How To Pay Less Taxes (Legally)

Written by Todd Kucker

In many ways, starting a business is like becoming a new parent. From the very beginning, you have to spend a lot of time caring for the business to help it survive. You find yourself continually sacrificing your own wants to give it a better chance to succeed. Even when you try to spend some time away from it, you can’t resist calling the “babysitters” to check on it.

 

Another thing new parents and business owners have in common is price shock. No one mentioned all of the hidden costs. “Formula is how much?!?” “Why do I pay all of these payroll taxes?!?”

 

A cost that many new business owners underestimate is the cost of income taxes. After all of the stress and long hours that go into making a business profitable, the instant you attempt to reward yourself, Uncle Sam is there with a hand out. Fortunately, there are (legal) ways to pay lower taxes. One strategy is to carefully consider the type of business structure you set up.

 

As mentioned in a previous blog (Corporation vs. Proprietorship) if you hope to grow your business, there are advantages to being incorporated.
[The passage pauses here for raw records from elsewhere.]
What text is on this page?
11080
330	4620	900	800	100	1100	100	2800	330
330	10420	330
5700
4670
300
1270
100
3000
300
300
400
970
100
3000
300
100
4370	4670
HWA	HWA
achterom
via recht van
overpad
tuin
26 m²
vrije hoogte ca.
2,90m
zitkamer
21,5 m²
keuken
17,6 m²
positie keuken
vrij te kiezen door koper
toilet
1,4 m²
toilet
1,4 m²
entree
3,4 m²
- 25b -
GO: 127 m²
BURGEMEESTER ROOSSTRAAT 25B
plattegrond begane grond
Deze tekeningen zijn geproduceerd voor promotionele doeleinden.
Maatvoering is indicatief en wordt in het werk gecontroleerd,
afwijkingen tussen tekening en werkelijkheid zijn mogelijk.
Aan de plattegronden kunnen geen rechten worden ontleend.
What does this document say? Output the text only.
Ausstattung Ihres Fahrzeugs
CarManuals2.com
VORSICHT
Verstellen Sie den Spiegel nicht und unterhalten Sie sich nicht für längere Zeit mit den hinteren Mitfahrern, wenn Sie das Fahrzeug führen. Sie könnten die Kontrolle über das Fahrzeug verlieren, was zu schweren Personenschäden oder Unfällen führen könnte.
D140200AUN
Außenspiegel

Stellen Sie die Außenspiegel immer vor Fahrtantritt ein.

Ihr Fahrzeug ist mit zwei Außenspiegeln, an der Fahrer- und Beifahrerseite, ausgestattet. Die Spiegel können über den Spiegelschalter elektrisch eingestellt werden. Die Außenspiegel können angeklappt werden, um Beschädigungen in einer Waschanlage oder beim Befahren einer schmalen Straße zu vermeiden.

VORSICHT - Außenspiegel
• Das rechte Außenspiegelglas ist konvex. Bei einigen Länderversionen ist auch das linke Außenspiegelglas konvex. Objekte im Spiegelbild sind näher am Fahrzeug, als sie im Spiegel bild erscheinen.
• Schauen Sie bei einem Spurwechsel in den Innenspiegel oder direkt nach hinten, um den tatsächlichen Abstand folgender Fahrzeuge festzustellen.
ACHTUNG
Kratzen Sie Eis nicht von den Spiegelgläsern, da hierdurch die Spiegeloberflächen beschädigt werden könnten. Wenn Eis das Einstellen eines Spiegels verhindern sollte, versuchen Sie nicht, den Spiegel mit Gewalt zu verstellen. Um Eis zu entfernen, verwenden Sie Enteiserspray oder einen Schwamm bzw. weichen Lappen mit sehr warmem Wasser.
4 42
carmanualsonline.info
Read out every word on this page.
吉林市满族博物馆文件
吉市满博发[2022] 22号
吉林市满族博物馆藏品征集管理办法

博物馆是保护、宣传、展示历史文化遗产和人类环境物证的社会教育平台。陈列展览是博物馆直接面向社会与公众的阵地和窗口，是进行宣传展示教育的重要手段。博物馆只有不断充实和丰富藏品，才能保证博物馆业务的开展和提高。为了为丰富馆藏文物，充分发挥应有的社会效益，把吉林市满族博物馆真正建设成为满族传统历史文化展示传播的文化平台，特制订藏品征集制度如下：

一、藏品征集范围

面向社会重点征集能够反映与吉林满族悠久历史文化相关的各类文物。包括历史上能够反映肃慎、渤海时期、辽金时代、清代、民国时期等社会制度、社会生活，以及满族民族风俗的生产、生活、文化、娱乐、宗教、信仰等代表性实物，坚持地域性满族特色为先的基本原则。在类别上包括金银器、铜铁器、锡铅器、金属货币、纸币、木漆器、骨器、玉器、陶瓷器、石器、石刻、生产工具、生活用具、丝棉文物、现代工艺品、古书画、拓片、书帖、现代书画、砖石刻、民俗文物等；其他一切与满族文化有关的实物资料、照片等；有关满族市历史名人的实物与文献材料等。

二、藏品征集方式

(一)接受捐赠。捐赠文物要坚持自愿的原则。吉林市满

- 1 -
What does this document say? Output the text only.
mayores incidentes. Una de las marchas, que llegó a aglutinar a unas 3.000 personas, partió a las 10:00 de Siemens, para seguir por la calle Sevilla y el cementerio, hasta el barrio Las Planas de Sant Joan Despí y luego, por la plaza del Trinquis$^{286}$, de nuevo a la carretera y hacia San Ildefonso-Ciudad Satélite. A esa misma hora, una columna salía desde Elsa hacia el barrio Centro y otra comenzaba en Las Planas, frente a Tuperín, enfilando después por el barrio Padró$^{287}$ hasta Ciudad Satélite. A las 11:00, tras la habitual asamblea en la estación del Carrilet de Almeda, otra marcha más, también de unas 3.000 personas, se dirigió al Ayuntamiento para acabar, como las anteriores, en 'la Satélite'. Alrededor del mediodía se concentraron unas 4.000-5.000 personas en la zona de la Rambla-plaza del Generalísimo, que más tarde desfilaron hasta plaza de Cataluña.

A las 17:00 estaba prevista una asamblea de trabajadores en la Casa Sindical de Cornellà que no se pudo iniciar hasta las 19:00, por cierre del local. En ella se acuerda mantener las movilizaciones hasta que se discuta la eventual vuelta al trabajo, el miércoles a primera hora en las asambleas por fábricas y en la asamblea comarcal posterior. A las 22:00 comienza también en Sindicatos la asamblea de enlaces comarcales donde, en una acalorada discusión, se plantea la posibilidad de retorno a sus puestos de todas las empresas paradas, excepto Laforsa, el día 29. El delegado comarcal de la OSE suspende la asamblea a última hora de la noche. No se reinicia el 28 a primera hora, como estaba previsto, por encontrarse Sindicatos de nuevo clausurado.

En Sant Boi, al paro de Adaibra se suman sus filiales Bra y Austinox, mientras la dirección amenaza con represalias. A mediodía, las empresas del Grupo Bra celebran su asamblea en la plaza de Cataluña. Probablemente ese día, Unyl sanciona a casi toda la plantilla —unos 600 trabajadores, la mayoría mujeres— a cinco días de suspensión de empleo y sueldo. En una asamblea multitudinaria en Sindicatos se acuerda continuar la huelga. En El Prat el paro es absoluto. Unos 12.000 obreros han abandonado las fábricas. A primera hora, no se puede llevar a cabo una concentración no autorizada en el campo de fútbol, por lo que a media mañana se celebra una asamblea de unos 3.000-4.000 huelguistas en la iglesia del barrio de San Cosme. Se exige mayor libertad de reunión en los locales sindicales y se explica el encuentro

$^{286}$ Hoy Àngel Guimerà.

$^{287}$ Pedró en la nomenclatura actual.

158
Incorporating can improve the business’s chances of finding investors. Potential investors have limited liability which means they can only lose amounts they’ve invested in the business. As a corporation is a separate entity, other people can invest in the business and the business won’t cease to exist if one owner can’t continue working with the business. Although there are advantages to incorporating, it isn’t necessarily the best structure for tax purposes.

 

Most large corporations are what as known as “C corporations” (the “C” relates to the part of the Internal Revenue Code that describes them). A C corporation has one big tax disadvantage for business owners called “double taxation”. When a C corporation is profitable, it pays high tax rates. During 2010, most C corporations were taxed at 35%. But the taxing doesn’t stop there. After the corporation pays taxes on these earnings, owners receive part of the remaining earnings as dividends. The owners then have to include these earnings on their individual tax returns where most pay a special 15% federal tax. After state taxes are considered, less than 50 cents of every dollar earned by the business can be used by the owners.

 

Based on this, it doesn’t seem worth incorporating merely to achieve limited liability and the other benefits. To pay lower taxes overall, business owners can utilize different legal formations and still obtain the advantages of incorporating while avoiding the double taxation of a C corporation.

 

There are business structures which have limited liability and the other advantages of a corporation that pass through the business’s earnings directly to the owners. Rather than taxing the profits at the entity level, the earnings are passed through directly to the owners, who then pay the related taxes on their individual returns. The end result is that lower taxes are paid on the business’s earnings. There are various pass-through entities with the advantages of corporations, such as limited liability companies (LLC’s). The most popular structure for small businesses is the S corporation.

 

The “S” in S corporation doesn’t stand for “small”, although the structure seems designed for small companies. There are many qualifications to being an S corporation but most won’t be an issue for the majority of small businesses. Qualifications include having a maximum of 100 shareholders who are United States’ citizens or residents.

 

Setting up a business as an S corporation or other pass through entity can help the business succeed. By paying less taxes, owners have more money available to invest in the business. When the business is profitable, the earnings will only be taxed on the owners’ individual returns. When a business isn’t profitable, the losses are also passed through to the owners. In most cases, this offsets the owners’ other income and reduces their individual taxes. In a C corporation, losses accumulate in the corporation and owners aren’t able to immediately benefit from them.   

 

In conclusion, you should take the time to determine which legal formation will help your business succeed. Unless you’re one of those eccentric people who enjoy boasting about the large amount of taxes you pay, you should consider using a business structure that passes earnings through to the owners.